I could’ve gone for two out of three and been fine. What the hell?

Lesson two: Nobody takes a generalist seriously anymore, not even in phone sex. If they can’t remember what you “do” they won’t remember you, end of story. I haven’t been the only one who’s launched this month with a slightly generalist approach and fallen flat. I didn’t advertise as anything goes from “suck and fuck” to GFE to hardcore domme, no, but clearly I wasn’t clear enough about who I am and what my style is.

Part of the problem with that is that my sexual interests are all over the map, and some of the things that I do are seen as contradictory. That doesn’t matter. I have to not only condense my sexual personality to a two paragraph ad, I have to clarify it. A list of keywords isn’t going to do it obviously and neither will trying to draw four completely different types of stocking callers, plus lingerie guys, with the same ad. Wearers, stocking sex lovers, dominant guys who like nylon wearing victims and submissives who are into teasing, footjobs, or sniffing stockinged feet are not looking for the same sexual attitude, just the same material. Somebody looking to be driven mad by upskirt views, flashed stocking tops, and footjobs left unfinished might be completely turned off by that tease getting bent over and paddled hard.

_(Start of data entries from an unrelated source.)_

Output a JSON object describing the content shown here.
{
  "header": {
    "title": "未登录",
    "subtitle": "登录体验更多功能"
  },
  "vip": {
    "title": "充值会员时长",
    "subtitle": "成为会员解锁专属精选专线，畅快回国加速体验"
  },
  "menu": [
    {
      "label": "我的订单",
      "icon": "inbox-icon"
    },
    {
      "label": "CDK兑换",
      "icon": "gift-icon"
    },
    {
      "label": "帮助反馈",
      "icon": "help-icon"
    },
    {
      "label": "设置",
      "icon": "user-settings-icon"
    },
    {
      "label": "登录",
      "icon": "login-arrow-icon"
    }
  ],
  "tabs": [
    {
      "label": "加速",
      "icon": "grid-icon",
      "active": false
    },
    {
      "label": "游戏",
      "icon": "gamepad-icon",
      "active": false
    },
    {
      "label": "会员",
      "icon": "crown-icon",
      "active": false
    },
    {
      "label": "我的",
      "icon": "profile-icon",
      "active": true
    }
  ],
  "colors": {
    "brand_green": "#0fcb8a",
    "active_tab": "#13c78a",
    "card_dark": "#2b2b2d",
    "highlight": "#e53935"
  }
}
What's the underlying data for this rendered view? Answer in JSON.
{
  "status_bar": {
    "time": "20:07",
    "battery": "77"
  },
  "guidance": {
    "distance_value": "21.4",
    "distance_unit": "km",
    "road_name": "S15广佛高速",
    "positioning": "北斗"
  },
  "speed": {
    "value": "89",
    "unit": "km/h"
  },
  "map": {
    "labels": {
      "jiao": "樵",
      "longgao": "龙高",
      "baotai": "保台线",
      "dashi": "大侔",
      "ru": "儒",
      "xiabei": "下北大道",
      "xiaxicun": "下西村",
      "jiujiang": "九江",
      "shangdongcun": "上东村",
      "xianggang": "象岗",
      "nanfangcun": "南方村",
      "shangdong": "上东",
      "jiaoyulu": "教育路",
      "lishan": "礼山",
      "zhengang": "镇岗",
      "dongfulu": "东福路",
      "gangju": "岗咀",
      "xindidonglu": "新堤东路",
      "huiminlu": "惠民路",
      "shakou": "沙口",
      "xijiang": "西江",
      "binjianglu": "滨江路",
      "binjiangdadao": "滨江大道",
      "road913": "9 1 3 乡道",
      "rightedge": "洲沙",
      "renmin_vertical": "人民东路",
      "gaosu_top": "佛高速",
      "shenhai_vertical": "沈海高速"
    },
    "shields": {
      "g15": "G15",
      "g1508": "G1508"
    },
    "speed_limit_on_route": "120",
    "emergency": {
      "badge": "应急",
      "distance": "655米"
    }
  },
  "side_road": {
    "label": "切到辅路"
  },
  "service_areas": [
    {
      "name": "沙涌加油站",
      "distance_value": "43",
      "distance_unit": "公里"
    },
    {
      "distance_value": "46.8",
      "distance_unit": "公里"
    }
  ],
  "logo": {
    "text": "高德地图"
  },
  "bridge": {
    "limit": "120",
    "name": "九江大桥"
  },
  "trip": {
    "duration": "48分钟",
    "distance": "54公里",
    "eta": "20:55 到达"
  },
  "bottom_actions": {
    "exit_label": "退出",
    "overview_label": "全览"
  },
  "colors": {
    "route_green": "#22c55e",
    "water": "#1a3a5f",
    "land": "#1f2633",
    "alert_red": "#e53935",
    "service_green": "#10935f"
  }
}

Lesson three: Know who you are (simply, and make it clear) before you try to communicate it to anyone else.

Thankfully that was a beta launch - I was quiet and obscure about it for a reason, obviously. I have a fear of fucking up in public. Of course now that I’ve done it you all get to learn from it. A win all around?

The Niteflirt site is extremely saturated, as is the phone sex market in general. That said there is always room for a new idea. Maybe it’s different for girls who rely on broad-based advertising, but for a small-time gal like me I need a way to stand out. Other than my sheer obnoxiousness, that is. Maybe the anything goes apprach still works for a lot of sex workers but I’m going to have to find a better way to communicate what I’m into in a way that will inspire like-minded perverts to shell out $1.99 a minute to keep my pasty ass in silky red panties.

Both ass and panties will be making their regularly scheduled appearance in tomorrow’s video.